EBGM allows the construction of a three-dimensional representation of a face from poorly lit images taken at odd angles, such as a closed-circuit television camera might provide. Once it recognises enough fiducial points it can work out what aspect of a face it is viewing. It then extrapolates the expected positions of other fiducial points. As more data come in from the camera, the model’s shape is updated. Given enough horsepower, says a British official, such a system can build a model from as few as 80 pixels located between a subject’s eyes—and only two images are needed for a 3D reconstruction.

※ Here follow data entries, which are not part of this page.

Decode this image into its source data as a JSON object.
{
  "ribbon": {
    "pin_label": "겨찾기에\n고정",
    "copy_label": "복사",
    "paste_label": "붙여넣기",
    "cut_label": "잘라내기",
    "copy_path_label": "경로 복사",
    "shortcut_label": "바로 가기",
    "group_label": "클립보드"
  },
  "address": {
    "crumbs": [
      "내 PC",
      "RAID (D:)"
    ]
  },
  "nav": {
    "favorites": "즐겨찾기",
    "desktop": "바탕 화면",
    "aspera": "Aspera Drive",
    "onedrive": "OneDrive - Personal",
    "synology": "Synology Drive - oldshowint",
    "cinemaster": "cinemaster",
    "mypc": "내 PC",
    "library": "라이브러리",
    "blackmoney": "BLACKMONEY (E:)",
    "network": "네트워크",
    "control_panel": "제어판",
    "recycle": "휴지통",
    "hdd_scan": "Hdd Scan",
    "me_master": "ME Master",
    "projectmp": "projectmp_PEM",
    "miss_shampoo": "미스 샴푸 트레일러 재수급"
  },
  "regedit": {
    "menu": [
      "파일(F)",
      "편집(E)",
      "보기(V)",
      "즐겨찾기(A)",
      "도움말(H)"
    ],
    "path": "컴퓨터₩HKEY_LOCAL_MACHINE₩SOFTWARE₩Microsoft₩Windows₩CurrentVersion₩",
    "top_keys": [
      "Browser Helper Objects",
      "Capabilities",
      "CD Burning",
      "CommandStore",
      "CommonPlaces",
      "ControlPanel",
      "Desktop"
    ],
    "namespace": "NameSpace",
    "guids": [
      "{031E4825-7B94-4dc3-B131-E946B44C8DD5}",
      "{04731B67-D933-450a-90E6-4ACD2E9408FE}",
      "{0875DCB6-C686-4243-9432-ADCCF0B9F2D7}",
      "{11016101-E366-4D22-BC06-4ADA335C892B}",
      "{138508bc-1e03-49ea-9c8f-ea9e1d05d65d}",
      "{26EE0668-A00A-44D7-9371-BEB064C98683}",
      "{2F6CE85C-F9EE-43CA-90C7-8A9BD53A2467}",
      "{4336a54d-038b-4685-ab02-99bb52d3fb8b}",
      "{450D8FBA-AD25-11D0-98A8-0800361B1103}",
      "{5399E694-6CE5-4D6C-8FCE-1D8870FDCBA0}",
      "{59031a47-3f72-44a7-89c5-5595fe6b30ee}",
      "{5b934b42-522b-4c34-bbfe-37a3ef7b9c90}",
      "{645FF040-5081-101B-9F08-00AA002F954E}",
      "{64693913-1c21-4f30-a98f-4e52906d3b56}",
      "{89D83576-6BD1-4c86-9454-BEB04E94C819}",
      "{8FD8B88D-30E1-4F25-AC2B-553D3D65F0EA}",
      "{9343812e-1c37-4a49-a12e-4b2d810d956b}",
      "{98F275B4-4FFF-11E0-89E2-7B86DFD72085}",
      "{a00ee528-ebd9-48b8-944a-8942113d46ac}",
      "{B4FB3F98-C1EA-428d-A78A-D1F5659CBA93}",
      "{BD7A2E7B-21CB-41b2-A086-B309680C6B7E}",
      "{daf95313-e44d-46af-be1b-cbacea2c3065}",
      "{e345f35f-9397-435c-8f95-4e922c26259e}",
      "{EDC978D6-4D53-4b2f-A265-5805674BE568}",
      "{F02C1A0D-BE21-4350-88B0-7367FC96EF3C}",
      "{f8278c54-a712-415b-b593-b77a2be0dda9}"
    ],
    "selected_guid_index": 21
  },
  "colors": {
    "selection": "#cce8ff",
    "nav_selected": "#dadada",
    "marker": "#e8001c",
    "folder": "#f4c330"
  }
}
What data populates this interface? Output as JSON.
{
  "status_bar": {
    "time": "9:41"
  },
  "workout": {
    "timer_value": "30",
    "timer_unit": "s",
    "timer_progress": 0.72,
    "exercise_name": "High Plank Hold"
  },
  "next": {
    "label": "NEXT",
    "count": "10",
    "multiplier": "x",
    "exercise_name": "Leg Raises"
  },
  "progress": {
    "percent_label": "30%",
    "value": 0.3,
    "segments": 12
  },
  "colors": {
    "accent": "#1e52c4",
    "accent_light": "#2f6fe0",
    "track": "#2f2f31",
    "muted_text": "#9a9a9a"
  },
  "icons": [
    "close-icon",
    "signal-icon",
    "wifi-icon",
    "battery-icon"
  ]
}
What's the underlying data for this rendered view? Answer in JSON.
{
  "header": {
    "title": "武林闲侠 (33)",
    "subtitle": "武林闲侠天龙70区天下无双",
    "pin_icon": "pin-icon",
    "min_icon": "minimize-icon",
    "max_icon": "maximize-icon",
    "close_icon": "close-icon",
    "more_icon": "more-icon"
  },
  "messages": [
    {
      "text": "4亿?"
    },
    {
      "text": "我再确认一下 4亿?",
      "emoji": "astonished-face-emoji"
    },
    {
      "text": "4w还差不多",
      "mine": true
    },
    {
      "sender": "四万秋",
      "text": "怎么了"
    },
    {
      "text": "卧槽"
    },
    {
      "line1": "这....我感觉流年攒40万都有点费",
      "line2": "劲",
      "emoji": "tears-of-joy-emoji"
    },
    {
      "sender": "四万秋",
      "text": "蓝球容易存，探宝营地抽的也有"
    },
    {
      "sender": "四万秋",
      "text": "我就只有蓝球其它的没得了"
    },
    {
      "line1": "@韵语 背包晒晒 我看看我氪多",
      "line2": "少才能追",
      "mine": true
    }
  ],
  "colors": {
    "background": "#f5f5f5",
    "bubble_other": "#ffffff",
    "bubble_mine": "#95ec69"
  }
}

Governments are not the only ones interested. Earlier this year, Facebook’s DeepFace system was asked whether thousands of pairs of photos were of the same person. It answered correctly 97.25% of the time, a shade behind humans at 97.53%. Although DeepFace is only a research project, and is aided by the fact that many Facebook photos are tagged with the names of people in the images, which lets the system learn those faces in different poses and lighting conditions, it is still an impressive feat.
As DeepFace shows, access to an accurate gallery of images is crucial. Passport photos, or those on national identity cards, can act as such galleries, as they can be rendered by EBGM into usable 3D models. Add in the increasing ubiquity of closed-circuit television, and the idea that anyone will be able hide for long in Nepal, or anywhere else, looks quaint.